From Sustiva/Combivir to Viread/Emtriva/Sustiva
Jun 16, 2004
As always, many thanks to the experts on this forum...your work is widely read and appreciated.
I've been on Sustiva/Combivir Since September '03, or about 9 months. I've had great results #-wise, going to undetectable. However, in February, my CD4 count went dropped to 230 and my VL went to 291. My adherence has been excellent.
I have been rather anemic, with the accompanying low energy. Four weeks of Procrit shots in December helped briefly, but my blood counts are still low.
My (very good) doctor suggests dropping the Combivir for a combination of Viread/Emtriva. He theorizes that the AZT in Combivir is causing the low blood counts and therefore the anemia. The anemia sucks...I'm still actively exercising, but I feel I need a nap most days and unquestionably have less energy than before starting meds. (My testosterone levels are normal, by the way.)

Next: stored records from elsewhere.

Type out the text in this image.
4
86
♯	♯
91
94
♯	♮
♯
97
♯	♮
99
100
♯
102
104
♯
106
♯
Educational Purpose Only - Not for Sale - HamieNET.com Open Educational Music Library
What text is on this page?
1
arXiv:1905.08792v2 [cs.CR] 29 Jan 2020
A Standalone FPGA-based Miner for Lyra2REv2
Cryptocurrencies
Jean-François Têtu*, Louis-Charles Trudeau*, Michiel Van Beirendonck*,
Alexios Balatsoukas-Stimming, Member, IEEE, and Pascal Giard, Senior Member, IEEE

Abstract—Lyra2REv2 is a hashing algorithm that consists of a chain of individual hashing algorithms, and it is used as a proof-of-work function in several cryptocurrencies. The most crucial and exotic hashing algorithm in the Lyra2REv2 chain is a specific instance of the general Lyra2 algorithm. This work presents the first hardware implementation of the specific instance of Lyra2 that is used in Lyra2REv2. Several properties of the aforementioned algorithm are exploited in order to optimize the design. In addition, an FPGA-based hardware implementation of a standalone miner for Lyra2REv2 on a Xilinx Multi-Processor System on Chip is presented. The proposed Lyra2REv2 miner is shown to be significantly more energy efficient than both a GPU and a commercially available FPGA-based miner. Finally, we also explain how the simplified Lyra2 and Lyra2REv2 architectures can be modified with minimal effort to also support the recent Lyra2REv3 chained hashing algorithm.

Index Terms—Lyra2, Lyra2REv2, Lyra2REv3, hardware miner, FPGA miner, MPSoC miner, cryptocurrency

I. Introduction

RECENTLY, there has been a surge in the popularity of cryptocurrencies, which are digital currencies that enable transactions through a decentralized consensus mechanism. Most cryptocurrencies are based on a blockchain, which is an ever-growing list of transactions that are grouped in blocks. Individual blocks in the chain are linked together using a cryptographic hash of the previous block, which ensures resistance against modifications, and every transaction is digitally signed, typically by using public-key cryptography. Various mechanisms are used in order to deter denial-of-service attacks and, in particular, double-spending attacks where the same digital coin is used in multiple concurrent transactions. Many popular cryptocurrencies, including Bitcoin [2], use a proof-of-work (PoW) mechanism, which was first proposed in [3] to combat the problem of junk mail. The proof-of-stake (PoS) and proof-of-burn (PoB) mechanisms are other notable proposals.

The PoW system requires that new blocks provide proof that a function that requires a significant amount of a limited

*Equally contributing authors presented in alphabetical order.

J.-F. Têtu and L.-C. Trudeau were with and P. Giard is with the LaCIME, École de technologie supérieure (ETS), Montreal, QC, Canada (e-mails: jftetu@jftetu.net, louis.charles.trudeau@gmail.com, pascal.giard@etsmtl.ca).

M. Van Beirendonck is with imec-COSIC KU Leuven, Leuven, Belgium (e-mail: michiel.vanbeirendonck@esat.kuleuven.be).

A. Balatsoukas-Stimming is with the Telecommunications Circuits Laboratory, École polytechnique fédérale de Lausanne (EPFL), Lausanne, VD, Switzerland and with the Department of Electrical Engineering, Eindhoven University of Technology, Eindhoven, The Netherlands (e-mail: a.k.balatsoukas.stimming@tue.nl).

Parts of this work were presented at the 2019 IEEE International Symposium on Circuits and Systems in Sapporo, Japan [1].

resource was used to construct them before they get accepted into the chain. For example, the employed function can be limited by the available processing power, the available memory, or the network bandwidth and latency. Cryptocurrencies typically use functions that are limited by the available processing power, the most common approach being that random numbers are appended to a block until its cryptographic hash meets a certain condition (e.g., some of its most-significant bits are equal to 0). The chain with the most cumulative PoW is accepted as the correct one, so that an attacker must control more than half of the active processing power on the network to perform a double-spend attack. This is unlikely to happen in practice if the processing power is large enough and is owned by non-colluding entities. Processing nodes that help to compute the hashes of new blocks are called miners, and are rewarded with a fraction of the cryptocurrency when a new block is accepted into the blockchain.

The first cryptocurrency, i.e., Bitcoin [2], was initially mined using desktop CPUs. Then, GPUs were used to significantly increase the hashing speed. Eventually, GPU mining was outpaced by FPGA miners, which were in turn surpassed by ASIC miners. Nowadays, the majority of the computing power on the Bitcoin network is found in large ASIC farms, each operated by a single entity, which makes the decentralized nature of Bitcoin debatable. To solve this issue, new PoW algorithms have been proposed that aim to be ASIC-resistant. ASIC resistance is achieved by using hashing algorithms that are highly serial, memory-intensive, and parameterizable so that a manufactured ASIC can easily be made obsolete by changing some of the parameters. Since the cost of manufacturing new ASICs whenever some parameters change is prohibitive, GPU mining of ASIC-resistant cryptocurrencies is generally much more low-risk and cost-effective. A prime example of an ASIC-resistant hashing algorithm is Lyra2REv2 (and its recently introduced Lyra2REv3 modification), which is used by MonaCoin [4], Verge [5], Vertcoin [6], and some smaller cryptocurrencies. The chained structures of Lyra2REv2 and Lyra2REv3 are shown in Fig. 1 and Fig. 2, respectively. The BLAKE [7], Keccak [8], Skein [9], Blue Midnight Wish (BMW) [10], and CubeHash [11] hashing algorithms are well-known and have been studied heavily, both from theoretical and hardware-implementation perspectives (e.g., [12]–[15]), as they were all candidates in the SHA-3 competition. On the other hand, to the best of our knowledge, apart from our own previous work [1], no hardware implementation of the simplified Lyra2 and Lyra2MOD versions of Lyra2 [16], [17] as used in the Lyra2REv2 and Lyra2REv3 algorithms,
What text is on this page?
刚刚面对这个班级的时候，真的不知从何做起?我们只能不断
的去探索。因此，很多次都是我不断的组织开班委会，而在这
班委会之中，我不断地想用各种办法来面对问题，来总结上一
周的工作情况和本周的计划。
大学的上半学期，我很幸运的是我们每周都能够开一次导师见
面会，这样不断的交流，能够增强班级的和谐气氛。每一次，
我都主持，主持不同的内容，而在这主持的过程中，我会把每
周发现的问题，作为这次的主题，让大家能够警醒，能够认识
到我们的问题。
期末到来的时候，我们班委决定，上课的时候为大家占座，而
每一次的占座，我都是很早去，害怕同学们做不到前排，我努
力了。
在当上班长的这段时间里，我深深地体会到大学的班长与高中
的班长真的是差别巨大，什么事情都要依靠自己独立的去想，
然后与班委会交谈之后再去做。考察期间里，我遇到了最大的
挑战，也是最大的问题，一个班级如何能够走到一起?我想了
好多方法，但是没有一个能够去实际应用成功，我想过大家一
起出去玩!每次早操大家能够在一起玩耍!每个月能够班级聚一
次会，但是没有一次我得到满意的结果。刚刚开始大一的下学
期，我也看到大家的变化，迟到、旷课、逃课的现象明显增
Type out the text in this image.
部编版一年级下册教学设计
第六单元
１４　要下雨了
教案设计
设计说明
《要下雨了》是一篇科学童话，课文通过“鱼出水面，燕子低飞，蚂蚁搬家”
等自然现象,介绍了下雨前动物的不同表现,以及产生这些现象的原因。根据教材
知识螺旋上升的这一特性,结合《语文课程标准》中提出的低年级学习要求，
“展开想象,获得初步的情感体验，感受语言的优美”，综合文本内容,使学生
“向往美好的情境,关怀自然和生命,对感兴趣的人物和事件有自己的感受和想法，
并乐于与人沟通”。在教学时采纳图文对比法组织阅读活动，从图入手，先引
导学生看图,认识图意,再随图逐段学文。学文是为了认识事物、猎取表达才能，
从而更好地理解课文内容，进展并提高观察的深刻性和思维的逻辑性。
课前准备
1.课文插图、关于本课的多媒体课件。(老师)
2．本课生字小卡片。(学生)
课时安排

I know from him and the forum that I can always come back to AZT. But I'm getting conflicting data re: the role AZT is likely playing in the anemia: my doctor says it's almost definitely the cause (plus the HIV itself), and that he sees this phenomenon often. But I've read on the forum that only about 5% of those on AZT have anemia (which seems weird). So, my questions:
a) Keeping the Sustiva but dumping Combivir for Viread/Emtriva...will I suffer bad side effects?
b) Do you agree that nixing the AZT should help pump up my blood counts and therefore alleviate the anemia?
c) Should I be worried re: having to switch regimens after just nine months of therapy?
Response from Dr. Lee
a) I cannot say if YOU will suffer side effects, but based on the numbers, it is likely that the switch will be ok for you.
b) Even though AZT only causes anemia in a low percentage of cases, if you are one of those cases of 5 out of 100, it doesn't matter much what happens to the other 95, you have the problem. It sounds reasonable to look at AZT as a potential cause of the anemia, especially if it developed after you started on treatment. (Usually between 8-12 weeks after starting.) If the AZT is the problem, of course it will be helpful to stop that medicine and therefore stop the side effect.
c) No. Switching therapy regimens is not necessarily a bad thing and may in this case be a good thing. Also, as you stated, with your current low viral level, you would probably be able to use the AZT in the future if necessary.